At the Office of Reconciliation Ministries (ORM) we get such questions
often. They are logical questions. They deserve an answer.
Consider this. The
police chief of a major American city, a leader in community reconciliation,
recently confessed to one of us a lapse in judgment. He had sat down at a
restaurant where the waiter serving him was Turkish. Suddenly, deeply buried
resentments inside the chief’s psyche rose to the surface. He proceeded to make
life miserable for the young waiter.
Why?
The chief was of Armenian descent.
Inside him were deep feelings he had heard around the family table concerning
the Armenian genocide, one of the 20th century’s most heinous crimes. "The Turks
have never apologized for that episode," the chief told one of us. "Still, that
was no excuse for my behavior toward that young man."
Events 100 years old came
hurtling out of the past as if they were wounds from yesterday.
"Land of the
Living Past"
Remember "ethnic cleansing"?
In the 1990s, millions of people in
the Balkans found themselves caught up in hatreds and resentments that went back
to squabbles and atrocities of the 1300s. One journalist called this area "the
land of the living past."
In writer William Faulkner’s words, "The past isn’t
dead. It isn’t even past."
Ancient hatreds and animosities still exist. The
trouble is already out there walking around. The dead hand of the past is not so
dead. People still living carry around bitter folk memories of wrongs inflicted
on their ancestors, wounds that have been passed on down. A phrase from Exodus
20:5 comes to mind: "the sins of the fathers to the third and fourth
generation."
Hatreds take on a life of their own—the Capulets and the Montagues
in "Romeo and Juliet;" the Hatfields and the McCoys in early America.

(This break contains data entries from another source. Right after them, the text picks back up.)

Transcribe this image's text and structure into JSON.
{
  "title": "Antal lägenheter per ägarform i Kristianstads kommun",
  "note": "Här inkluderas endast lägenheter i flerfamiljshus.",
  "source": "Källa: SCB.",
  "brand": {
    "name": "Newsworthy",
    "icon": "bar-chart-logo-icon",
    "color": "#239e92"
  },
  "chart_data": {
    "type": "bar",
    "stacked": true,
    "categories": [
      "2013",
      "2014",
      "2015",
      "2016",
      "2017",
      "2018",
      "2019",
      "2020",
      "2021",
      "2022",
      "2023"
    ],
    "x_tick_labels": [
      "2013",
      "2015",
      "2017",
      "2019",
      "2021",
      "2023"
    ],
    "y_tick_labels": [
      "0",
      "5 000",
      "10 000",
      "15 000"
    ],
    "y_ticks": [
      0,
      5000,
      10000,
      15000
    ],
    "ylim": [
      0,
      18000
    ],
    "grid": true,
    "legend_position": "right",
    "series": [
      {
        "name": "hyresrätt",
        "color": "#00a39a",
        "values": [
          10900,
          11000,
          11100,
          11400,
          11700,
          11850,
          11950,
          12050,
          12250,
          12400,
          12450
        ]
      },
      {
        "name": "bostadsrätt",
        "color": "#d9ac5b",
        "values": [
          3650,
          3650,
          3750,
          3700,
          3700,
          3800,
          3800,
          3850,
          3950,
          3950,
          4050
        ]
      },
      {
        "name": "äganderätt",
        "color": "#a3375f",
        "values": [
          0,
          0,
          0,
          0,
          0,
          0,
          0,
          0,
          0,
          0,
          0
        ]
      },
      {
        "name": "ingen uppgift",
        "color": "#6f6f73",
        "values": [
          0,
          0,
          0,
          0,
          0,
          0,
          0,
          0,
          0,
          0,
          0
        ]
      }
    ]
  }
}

In Bosnia the hurt went marching down the generations.
In the face of deeply rooted hatreds, can a simple apology be of much help?
"Attitudes have a kind of inertia," wrote M. Scott Peck. "Once set in motion
they will keep going, even in the face of the evidence. To change an
attitude requires a considerable amount of work and suffering."
"Work and suffering." That’s the hard part. So where to begin? Who is
responsible for trying to break such cycles of hatred? The dead? Obviously
not. Who, then, will step into the breach, and how?
Sins of the Fathers?
Many counselors believe that an indispensable first step in shutting down
any cycle of hatred is to work toward an apology. "What—a simple apology?"
Wait. No apology is simple. That’s why it has to be "worked towards." It’s a
process. It requires emotional and spiritual commitment on the part of the
one offering it—and for the injured party to accept it. Which is to say that
neither mercy nor forgiveness are easy. On anyone’s part.